Agama Dan Politik, Bukan Es Campur Duniawi

Sungguh selama ini ada sebuah pertanyaan di kepala saya: apakah dibenarkan jika agama masuk ke dalam dunia politik? Dan terus terang saya belum bisa menemukan jawabannya. Kemudian saya coba untuk menggali lagi, membaca lagi, hingga merenungkan berbagai peristiwa yang terjadi akhir-akhir ini. Sampai akhirnya mungkin saya temukan beberapa hikmah dibalik semua peristiwa itu yang bisa sedikit menjawab pertanyaan saya.


Politik sesungguhnya bukan dunia seperti yg orang2 persepsikan selama ini: kotor, kejam, hanya berkutat pada kekuasaan. Politik sesungguhnya adalah ilmu tentang bagaimana mengambil sebuah kebijakan. Memang ada hubungan antara politik dan kekuasaan karena para pengambil kebijakan harus memiliki kekuasaan untuk bisa memutuskan sebuah kebijakan. Maka jika dilihat dari definisinya politik saat ini sudah bergeser dari 'bagaimana cara mengambil kebijakan' menjadi 'bagaimana mendapatkan kekuasaan'


Kemudian dari sejarah saya mencoba mencari jawaban bagaimana politik dalam Islam? Bagaimana Rasulullah berpolitik dalam Islam? Adakah?

Tentunya ada JIKA kita mendefinisikan politik seperti definisi awalnya: bagaimana cara untuk mengambil kebijakan. Karena apa yang menjadi misi Rasulullah adalah memperbaiki tatanan masyarakat. Dan Rasulullah harus mengambil kebijakan-kebijakan untuk dapat menyelesaikan misi tersebut.

Harus kita sadari di sini bahwa Rasulullah TIDAK PERNAH MENJALANKAN MISI UNTUK MENDAPATKAN KEKUASAAN. Jadi politik pada masa Rasulullah masih murni untuk mengambil kebijakan, belum bergeser seperti saat ini: kekuasaan. Bukan menjadi tugas Rasulullah untuk berkuasa. Allah tidak menjadikan Muhammad sebagai Nabi untuk berkuasa. Allah menjadikan Muhammad sebagai Nabi untuk menyampaikan wahyu. Allah menjadikan Muhammad sebagai Rasulullah untuk memperbaiki tatanan masyarakat yang sudah rusak. Maka Rasulullah menjalankan politik dalam rangka mengambil berbagai kebijakan agar umatnya dapat hidup dengan lebih baik, agar tatanan masyarakat dapat tertata lebih baik. Dan sekali lagi bukan untuk berkuasa.

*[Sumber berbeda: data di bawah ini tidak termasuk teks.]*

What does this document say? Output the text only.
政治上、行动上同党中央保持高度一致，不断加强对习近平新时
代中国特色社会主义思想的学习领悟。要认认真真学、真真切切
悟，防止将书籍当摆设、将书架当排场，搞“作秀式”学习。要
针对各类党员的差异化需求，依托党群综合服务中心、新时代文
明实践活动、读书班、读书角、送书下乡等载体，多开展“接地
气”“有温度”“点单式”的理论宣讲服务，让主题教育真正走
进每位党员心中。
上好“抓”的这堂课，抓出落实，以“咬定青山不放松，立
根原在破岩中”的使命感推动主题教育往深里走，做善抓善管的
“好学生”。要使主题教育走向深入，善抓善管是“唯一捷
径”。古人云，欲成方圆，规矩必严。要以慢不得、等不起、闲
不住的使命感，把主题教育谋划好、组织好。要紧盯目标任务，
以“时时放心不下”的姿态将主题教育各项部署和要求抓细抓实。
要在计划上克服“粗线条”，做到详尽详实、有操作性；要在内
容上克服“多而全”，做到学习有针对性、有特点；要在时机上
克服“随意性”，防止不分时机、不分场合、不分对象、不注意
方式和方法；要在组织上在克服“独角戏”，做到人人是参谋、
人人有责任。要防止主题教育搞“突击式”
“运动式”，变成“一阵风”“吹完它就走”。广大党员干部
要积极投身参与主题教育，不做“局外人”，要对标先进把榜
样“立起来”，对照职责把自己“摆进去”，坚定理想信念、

Bagaimana dengan agama (Islam) dan politik saat ini? Terutama di negeri ini? Bergeser! Islam masuk ke dalam politik bukan lagi sebagai sebuah cara bagaimana mengambil kebijakan yang baik demi memperbaiki tatanan masyarakat, tetapi cara bagaimana untuk mendapatkan kekuasaan. Islam sering digunakan untuk mendapatkan kekuasaan. Bahkan ada yang berpandangan bahwa Islam harus berkuasa terlebih dahulu agar Islam dapat tegak berdiri. Tidak! Islam ada bukan untuk kekuasaan. Islam ada sebagai rahmatan lil alamin bagaimanapun kondisinya. Baik ketika ada di puncak kekuasaan ataupun di saat kehilangan kekuasaan, Islam tetap harus menjadi rahmatan lil alamin.. rahmat bagi seluruh alam.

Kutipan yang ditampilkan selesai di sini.